- Born: April 10, 1951 (age 75) Charlottesville, Virginia
- Education: UVA School of Nursing (B.S.) James Madison University (MBA)

= Rebecca W. Rimel =

American executive

Rebecca W. Rimel was the president and CEO of The Pew Charitable Trusts. She was succeeded in that position on July 1, 2020 by Susan K. Urahn.

Rimel joined the organization in 1983 as a health program manager, and became executive director five years later. She assumed the position of president and CEO in 1994.

Rimel began her tenure at The Pew Charitable Trusts in 1983, serving as health program manager.
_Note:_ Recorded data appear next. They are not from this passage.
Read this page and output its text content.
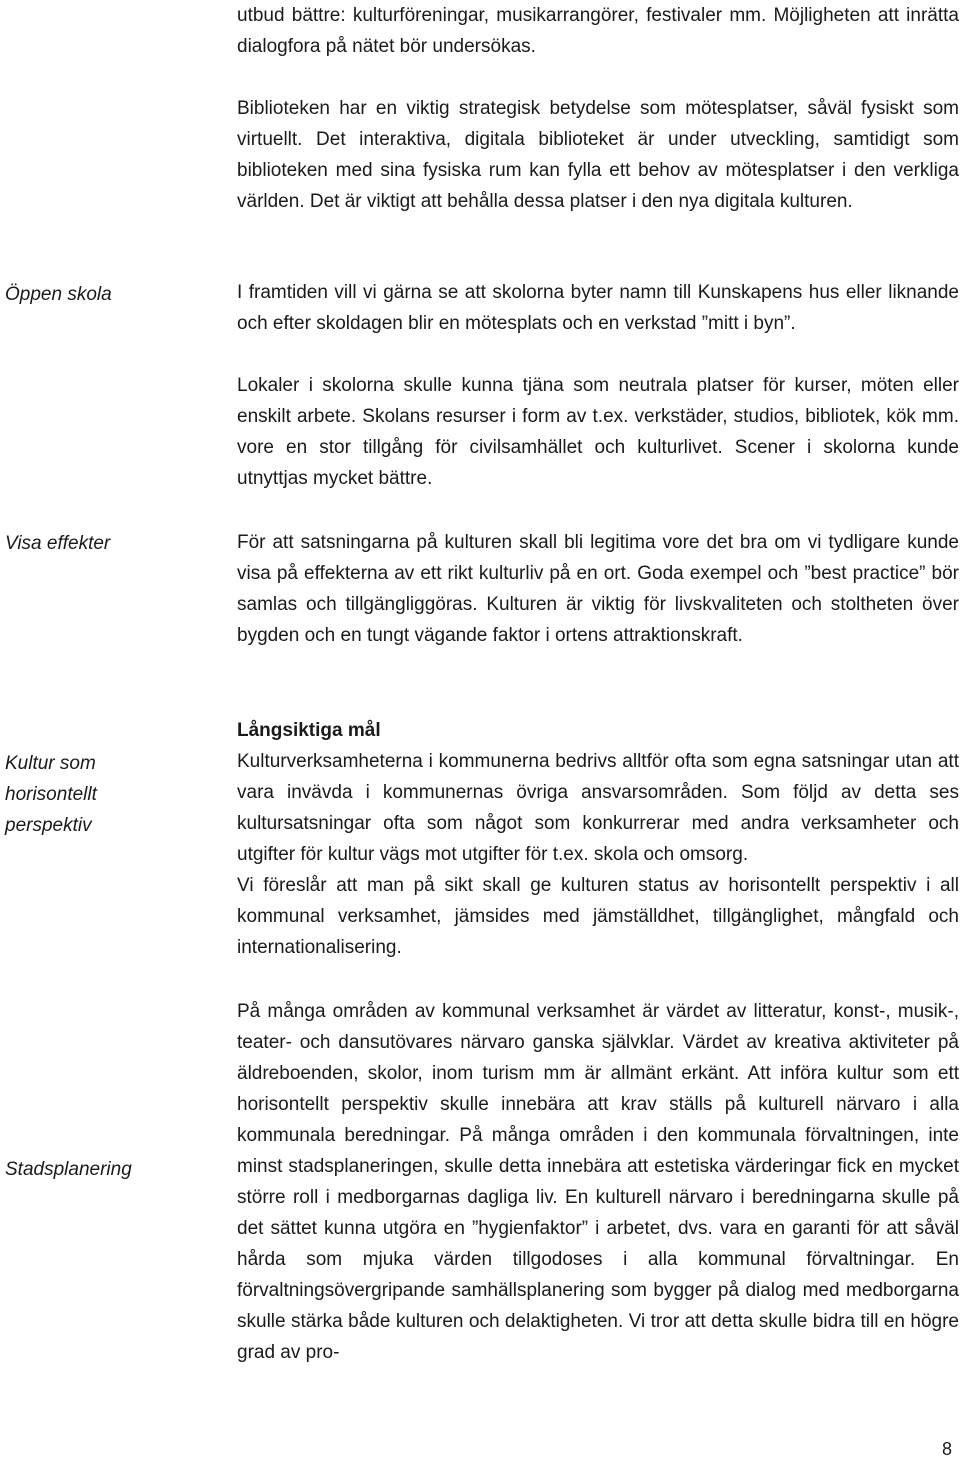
utbud bättre: kulturföreningar, musikarrangörer, festivaler mm. Möjligheten att inrätta dialogfora på nätet bör undersökas.

Biblioteken har en viktig strategisk betydelse som mötesplatser, såväl fysiskt som virtuellt. Det interaktiva, digitala biblioteket är under utveckling, samtidigt som biblioteken med sina fysiska rum kan fylla ett behov av mötesplatser i den verkliga världen. Det är viktigt att behålla dessa platser i den nya digitala kulturen.

Öppen skola	I framtiden vill vi gärna se att skolorna byter namn till Kunskapens hus eller liknande och efter skoldagen blir en mötesplats och en verkstad ”mitt i byn”.

Lokaler i skolorna skulle kunna tjäna som neutrala platser för kurser, möten eller enskilt arbete. Skolans resurser i form av t.ex. verkstäder, studios, bibliotek, kök mm. vore en stor tillgång för civilsamhället och kulturlivet. Scener i skolorna kunde utnyttjas mycket bättre.

Visa effekter	För att satsningarna på kulturen skall bli legitima vore det bra om vi tydligare kunde visa på effekterna av ett rikt kulturliv på en ort. Goda exempel och ”best practice” bör samlas och tillgängliggöras. Kulturen är viktig för livskvaliteten och stoltheten över bygden och en tungt vägande faktor i ortens attraktionskraft.

Kultur som horisontellt perspektiv
Långsiktiga mål

Kulturverksamheterna i kommunerna bedrivs alltför ofta som egna satsningar utan att vara invävda i kommunernas övriga ansvarsområden. Som följd av detta ses kultursatsningar ofta som något som konkurrerar med andra verksamheter och utgifter för kultur vägs mot utgifter för t.ex. skola och omsorg.

Vi föreslår att man på sikt skall ge kulturen status av horisontellt perspektiv i all kommunal verksamhet, jämsides med jämställdhet, tillgänglighet, mångfald och internationalisering.

Stadsplanering

På många områden av kommunal verksamhet är värdet av litteratur, konst-, musik-, teater- och dansutövares närvaro ganska självklar. Värdet av kreativa aktiviteter på äldreboenden, skolor, inom turism mm är allmänt erkänt. Att införa kultur som ett horisontellt perspektiv skulle innebära att krav ställs på kulturell närvaro i alla kommunala beredningar. På många områden i den kommunala förvaltningen, inte minst stadsplaneringen, skulle detta innebära att estetiska värderingar fick en mycket större roll i medborgarnas dagliga liv. En kulturell närvaro i beredningarna skulle på det sättet kunna utgöra en ”hygienfaktor” i arbetet, dvs. vara en garanti för att såväl hårda som mjuka värden tillgodoses i alla kommunal förvaltningar. En förvaltningsövergripande samhällsplanering som bygger på dialog med medborgarna skulle stärka både kulturen och delaktigheten. Vi tror att detta skulle bidra till en högre grad av pro-

8
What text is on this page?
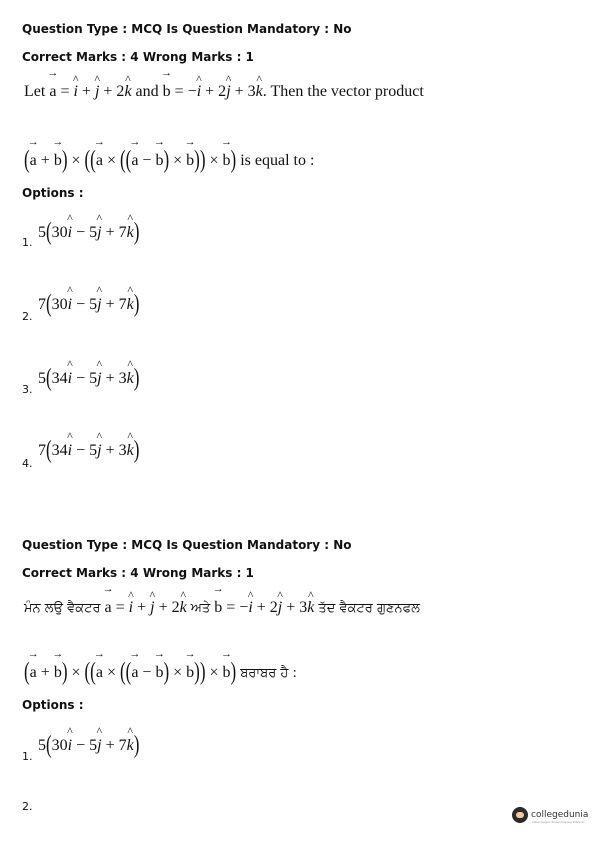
Question Type : MCQ Is Question Mandatory : No
Correct Marks : 4 Wrong Marks : 1
Let → a = ^ i + ^ j + 2^ k and → b = −^ i + 2^ j + 3^ k. Then the vector product
(→ a + → b) × ((→ a × ((→ a − → b) × → b)) × → b) is equal to :
Options :
5(30^ i − 5^ j + 7^ k)
1.
7(30^ i − 5^ j + 7^ k)
2.
5(34^ i − 5^ j + 3^ k)
3.
7(34^ i − 5^ j + 3^ k)
4.
Question Type : MCQ Is Question Mandatory : No
Correct Marks : 4 Wrong Marks : 1
ਮੰਨ ਲਉ ਵੈਕਟਰ → a = ^ i + ^ j + 2^ k ਅਤੇ → b = −^ i + 2^ j + 3^ k ਤੱਦ ਵੈਕਟਰ ਗੁਣਨਫਲ
(→ a + → b) × ((→ a × ((→ a − → b) × → b)) × → b) ਬਰਾਬਰ ਹੈ :
Options :
5(30^ i − 5^ j + 7^ k)
1.
2.
collegedunia
India's largest Student Review Platform
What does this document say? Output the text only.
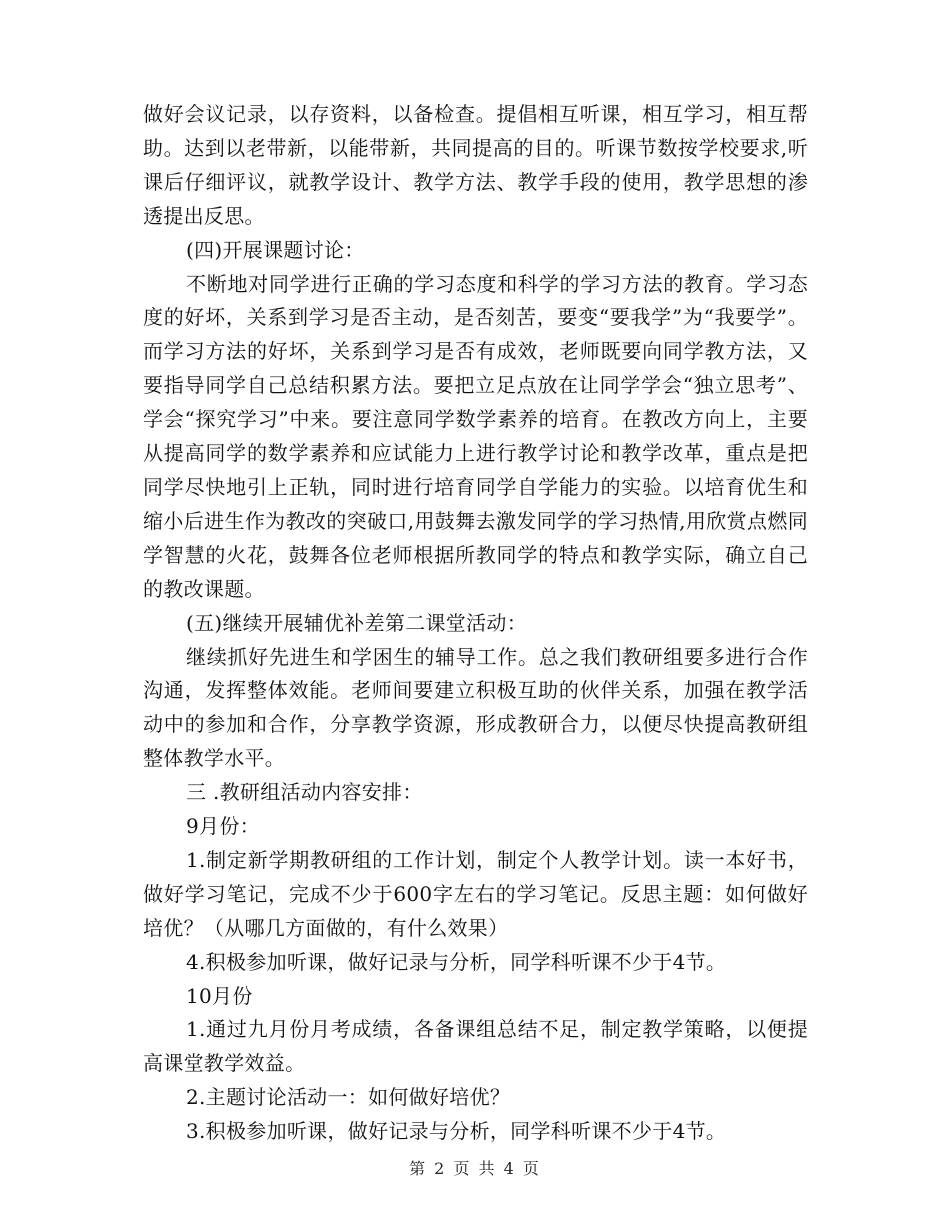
做好会议记录，以存资料，以备检查。提倡相互听课，相互学习，相互帮助。达到以老带新，以能带新，共同提高的目的。听课节数按学校要求,听课后仔细评议，就教学设计、教学方法、教学手段的使用，教学思想的渗透提出反思。

(四)开展课题讨论：

不断地对同学进行正确的学习态度和科学的学习方法的教育。学习态度的好坏，关系到学习是否主动，是否刻苦，要变“要我学”为“我要学”。而学习方法的好坏，关系到学习是否有成效，老师既要向同学教方法，又要指导同学自己总结积累方法。要把立足点放在让同学学会“独立思考”、学会“探究学习”中来。要注意同学数学素养的培育。在教改方向上，主要从提高同学的数学素养和应试能力上进行教学讨论和教学改革，重点是把同学尽快地引上正轨，同时进行培育同学自学能力的实验。以培育优生和缩小后进生作为教改的突破口,用鼓舞去激发同学的学习热情,用欣赏点燃同学智慧的火花，鼓舞各位老师根据所教同学的特点和教学实际，确立自己的教改课题。

(五)继续开展辅优补差第二课堂活动：

继续抓好先进生和学困生的辅导工作。总之我们教研组要多进行合作沟通，发挥整体效能。老师间要建立积极互助的伙伴关系，加强在教学活动中的参加和合作，分享教学资源，形成教研合力，以便尽快提高教研组整体教学水平。

三 .教研组活动内容安排：

9月份：

1.制定新学期教研组的工作计划，制定个人教学计划。读一本好书，做好学习笔记，完成不少于600字左右的学习笔记。反思主题：如何做好培优？（从哪几方面做的，有什么效果）

4.积极参加听课，做好记录与分析，同学科听课不少于4节。

10月份

1.通过九月份月考成绩，各备课组总结不足，制定教学策略，以便提高课堂教学效益。

2.主题讨论活动一：如何做好培优？

3.积极参加听课，做好记录与分析，同学科听课不少于4节。

第 2 页 共 4 页
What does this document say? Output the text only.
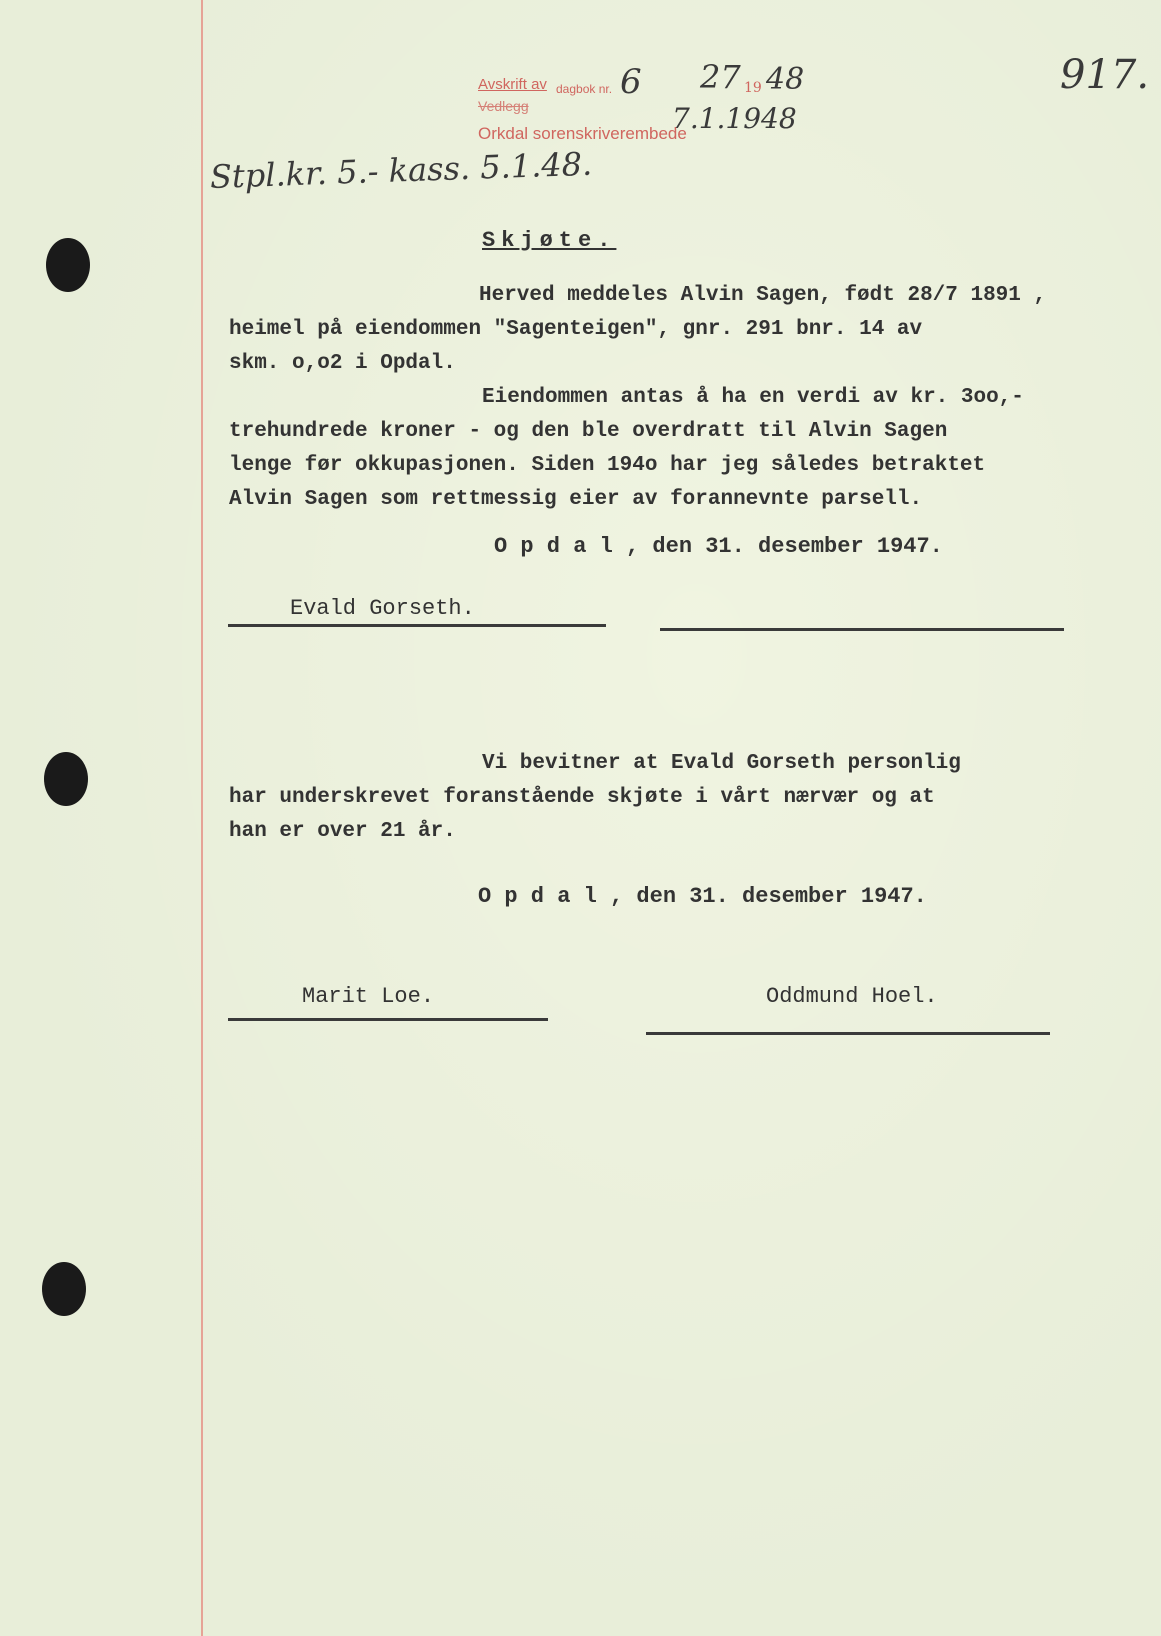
Avskrift av dagbok nr.
Vedlegg
Orkdal sorenskriverembede
6 27 19 48
7.1.1948
917.
Stpl.kr. 5.- kass. 5.1.48.
Skjøte.
Herved meddeles Alvin Sagen, født 28/7 1891 ,
heimel på eiendommen "Sagenteigen", gnr. 291 bnr. 14 av
skm. o,o2 i Opdal.
Eiendommen antas å ha en verdi av kr. 3oo,-
trehundrede kroner - og den ble overdratt til Alvin Sagen
lenge før okkupasjonen. Siden 194o har jeg således betraktet
Alvin Sagen som rettmessig eier av forannevnte parsell.
O p d a l , den 31. desember 1947.
Evald Gorseth.
Vi bevitner at Evald Gorseth personlig
har underskrevet foranstående skjøte i vårt nærvær og at
han er over 21 år.
O p d a l , den 31. desember 1947.
Marit Loe.	Oddmund Hoel.
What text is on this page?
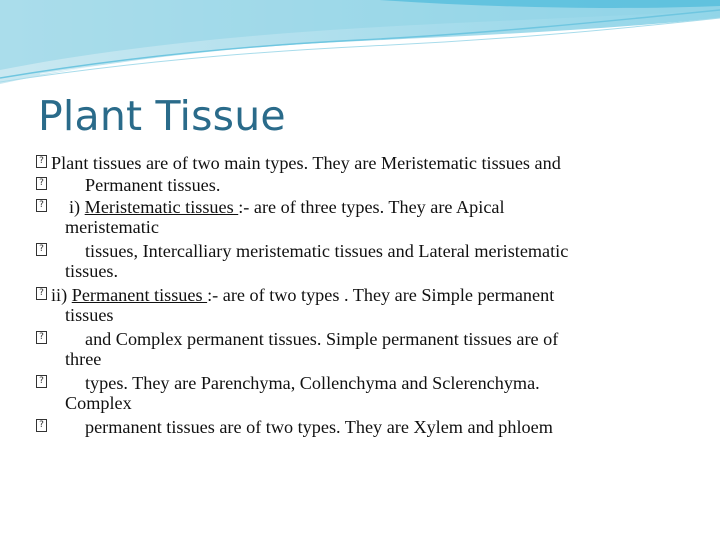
Plant Tissue
? Plant tissues are of two main types. They are Meristematic tissues and
? Permanent tissues.
? i) Meristematic tissues :- are of three types. They are Apical
meristematic
? tissues, Intercalliary meristematic tissues and Lateral meristematic
tissues.
? ii) Permanent tissues :- are of two types . They are Simple permanent
tissues
? and Complex permanent tissues. Simple permanent tissues are of
three
? types. They are Parenchyma, Collenchyma and Sclerenchyma.
Complex
? permanent tissues are of two types. They are Xylem and phloem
Rimel has executive leadership and experience in public policy and advocacy, particularly in the field of healthcare. From 1981 to 1983, she served as an assistant professor in the Department of Neurosurgery at the University of Virginia Health System. She was elected to the American Philosophical Society in 2000.

Rimel's role in the controversy surrounding the moving the art of the Barnes Foundation to downtown Philadelphia against the last wishes of Albert C. Barnes and the Friends of the Barnes is discussed critically in The Art of the Steal (2009_film). Rimel refused to discuss her role in the move of the artwork for the film. In his review of the film for Philanthropy Today William A. Schambra was also critical of Rimel's lack of transparency.

==Education==
Rimes earned a bachelor of science degree, with distinction, from the UVA School of Nursing and a Master of Business Administration from James Madison University.